Procedono ad ampio raggio le indagini della Procura di Napoli sulla morte del piccolo Giuseppe di Cardito, 7 anni, per la quale sono già stati arrestati la madre e il suo convivente.
Secondo quanto riportato da diverse testate e agenzie di stampa la magistratura sta indagando anche sul personale dell’Istituto Comprensivo “Quasimodo” di Crispano dove il piccolo frequentava la scuola primaria.
Pare infatti che l’istituto non abbia mai segnalato alle autorità le violenze subite dai bimbi, che spesso arrivavano a scuola con escoriazioni e persino il volto tumefatto.
E che la situazione non sia per nulla facile è dimostrato anche dal fatto che il Ministro Bussetti ha già deciso di disporre una ispezione presso la scuola, per capire se davvero qualcuno sapeva e non è intervenuto.
Un eventuale comportamento omissivo delle insegnanti o della dirigente potrebbe dare luogo ad un procedimento disciplinare ma anche ad una accusa di natura penale.
Per il momento nessun dipendente della scuola risulta iscritto nel registro degli indagati, ma non è da escludere qualche novità già nelle prossime ore.
Ma perché l’autorità giudiziaria sta indagando anche sul comportamento mantenuto dall’istituto scolastico?
Il motivo è che secondo il nostro codice penale i pubblici ufficiali (docenti e dirigenti scolastici lo sono) hanno l’obbligo di riferire alla autorità giudiziaria in quei casi in cui abbiano notizia di reati perseguibili d’ufficio e non a querela di parte; e non c’è dubbio che il maltrattamento in danno di un minore si configuri proprio come un reato di questo genere.
Riportiamo in proposito lo stralcio di una “dispensa” curata dagli avvocati Antonio Coragliu e Laura Paolucci e utilizzata per le attività di formazione rivolte ai dirigenti scolastici: “Qualora si sia in presenza di reati procedibili d’ufficio (ovvero di reati in cui la legge penale non prevede come necessaria la querela di parte della persona offesa) il dirigente scolastico ha l’obbligo di denunciare la notizia di reato all’Autorità giudiziaria (o ad altra autorità che abbia l’obbligo di riferire a quella, come ad es. la Stazione o il Comando dei Carabinieri o la Questura), pena la configurabilità del reato di omessa denuncia di reato (artt. 361 c.p.). Il personale docente ed in generale il personale scolastico assolve l’obbligo in questione ‘riferendo’ al dirigente scolastico la ‘notizia di reato’ di cui siano venuti a conoscenza nell’esercizio delle loro funzioni”.

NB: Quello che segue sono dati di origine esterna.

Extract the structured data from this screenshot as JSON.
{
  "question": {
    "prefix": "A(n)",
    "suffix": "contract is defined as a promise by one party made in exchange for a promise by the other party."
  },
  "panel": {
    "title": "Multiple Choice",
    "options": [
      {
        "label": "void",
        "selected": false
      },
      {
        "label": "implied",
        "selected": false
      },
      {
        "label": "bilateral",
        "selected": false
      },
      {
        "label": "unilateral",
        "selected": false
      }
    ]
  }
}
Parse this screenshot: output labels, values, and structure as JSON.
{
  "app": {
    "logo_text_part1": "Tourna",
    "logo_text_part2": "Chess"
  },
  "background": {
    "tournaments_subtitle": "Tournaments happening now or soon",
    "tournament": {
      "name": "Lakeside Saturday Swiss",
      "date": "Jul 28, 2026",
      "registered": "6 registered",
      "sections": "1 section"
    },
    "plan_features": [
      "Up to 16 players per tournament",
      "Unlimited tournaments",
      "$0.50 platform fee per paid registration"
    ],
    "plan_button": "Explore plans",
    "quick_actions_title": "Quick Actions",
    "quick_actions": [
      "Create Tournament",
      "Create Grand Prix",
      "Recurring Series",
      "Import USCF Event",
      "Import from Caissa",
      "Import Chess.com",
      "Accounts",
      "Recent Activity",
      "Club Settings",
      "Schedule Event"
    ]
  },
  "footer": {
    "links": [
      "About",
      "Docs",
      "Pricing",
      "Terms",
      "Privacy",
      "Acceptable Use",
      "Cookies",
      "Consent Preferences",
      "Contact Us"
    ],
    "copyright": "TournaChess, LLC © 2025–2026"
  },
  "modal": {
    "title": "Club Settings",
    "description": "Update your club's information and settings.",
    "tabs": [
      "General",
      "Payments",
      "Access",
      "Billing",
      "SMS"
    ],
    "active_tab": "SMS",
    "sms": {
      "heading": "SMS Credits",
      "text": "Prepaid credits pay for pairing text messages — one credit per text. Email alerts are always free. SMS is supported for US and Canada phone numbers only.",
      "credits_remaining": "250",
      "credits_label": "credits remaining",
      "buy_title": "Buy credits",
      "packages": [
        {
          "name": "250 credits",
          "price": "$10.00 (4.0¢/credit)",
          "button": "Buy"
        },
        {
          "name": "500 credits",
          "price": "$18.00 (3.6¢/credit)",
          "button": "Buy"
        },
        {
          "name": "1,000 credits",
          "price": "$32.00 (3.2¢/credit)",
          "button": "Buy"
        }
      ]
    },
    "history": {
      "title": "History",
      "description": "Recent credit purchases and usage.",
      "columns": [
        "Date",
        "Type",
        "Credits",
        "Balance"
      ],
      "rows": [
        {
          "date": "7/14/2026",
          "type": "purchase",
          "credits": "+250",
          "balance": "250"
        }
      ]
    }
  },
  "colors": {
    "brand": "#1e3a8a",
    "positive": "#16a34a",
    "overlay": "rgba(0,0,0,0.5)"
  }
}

I due legali della Avvocatura di Stato ricordano poi che “nell’ambito scolastico le fattispecie più significative di reati in danno di minori per i quali è prevista la procedibilità d’ufficio sono la violazione di obblighi di assistenza familiare (art. 570 c.p.), l’abuso dei mezzi di correzione” (art. 571 c.p.), i maltrattamenti in famiglia o verso fanciulli (art. 572 c.p.), le lesioni personali o l’abbandono di persone minori o incapaci (art. 591 c.p.)”.
E’ ovvio che talora né l’insegnante né il dirigente scolastico possono avere la certezza di trovarsi di fronte ad una situazione di reato anche pur rendendosi conto che il minore sta vivendo una situazione di palese disagio. “In tali casi – affermano i due legali – gli operatori scolastici che necessitano di indicazioni o chiarimenti sul come gestire un situazione grave ed urgente che vede coinvolto il minore possono far riferimento, per consultazioni informali, sia al Servizio Sociale sia alle Forze dell’Ordine. Tali consultazioni, però, non sostituiscono né il dovere di segnalazione né l’obbligo di denuncia”.
Il concetto, quindi, è chiaro: denuncia o non denuncia è assodato che né i docenti né tantomeno il dirigente scolastico possono rimanere inerti.
Sul caso di Cardito sarà la magistratura ad accertare le responsabilità di ciascun operatore scolastico.